Inequality in the United States is a choice. It usually increases when we stop believing in the common good and start listening to rhetoric around people who abuse systems. Most people have basic ethics and want to do good, and almost all of us need a help up at one point or other in our lives. It is unfortunate we live in a society right now that is not willing to acknowledge or believe that.

Q:What does real allyship look like in practice when building a more equitable economy?

Real allyship is being comfortable with differing opinions and open to listening to the struggles of certain groups. Then, it is actively working to promote the reduction of barriers and systemic biases that hold some down while lifting others up.

Q:If policymakers truly centered women’s lived experiences, what is one change that could reshape economic opportunity?

Universal, quality childcare and payments to family members who provide care for their families.

Q:As Swiftynomics reaches readers, what conversations or connections do you most hope to spark through book talks, classrooms, and community discussions?

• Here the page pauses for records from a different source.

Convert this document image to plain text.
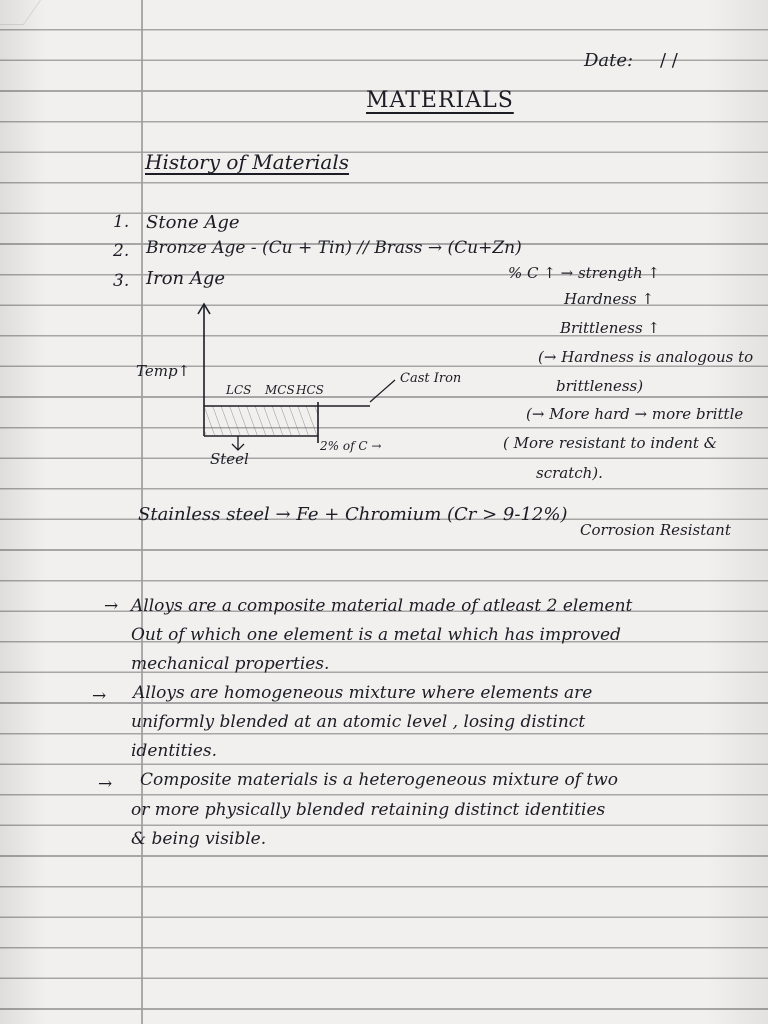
Date: / /
MATERIALS
History of Materials
1. Stone Age
2. Bronze Age - (Cu + Tin) // Brass → (Cu+Zn)
3. Iron Age	% C ↑ → strength ↑
Hardness ↑
Brittleness ↑
(→ Hardness is analogous to
brittleness)
(→ More hard → more brittle
( More resistant to indent &
scratch).
Temp↑
LCS MCS HCS
Cast Iron
Steel
2% of C →
Stainless steel → Fe + Chromium (Cr > 9-12%)
Corrosion Resistant
→ Alloys are a composite material made of atleast 2 element
Out of which one element is a metal which has improved
mechanical properties.
→ Alloys are homogeneous mixture where elements are
uniformly blended at an atomic level , losing distinct
identities.
→ Composite materials is a heterogeneous mixture of two
or more physically blended retaining distinct identities
& being visible.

I hope to spark feelings of hope and a believe that positive change is possible. And, I hope women lean into their own power and economic agency within their families, jobs, and communities.

Q:Looking ahead, what ideas, research, or writing projects are calling your attention next, and how do you hope they continue this conversation about women and the economy?

I am more convinced than ever that men and women are more similar than different. I would like to call attention to that as a way of moving the dial on how we think about all genders today.

Swiftynomics: How Women Mastermind and Redefine Our Economy by Misty Heggeness is published by the University of California Press. The book explores how women’s invisible labor and cultural influence shape modern economic systems. It offers a fresh, engaging perspective on gender, power, and the lived realities of the economy.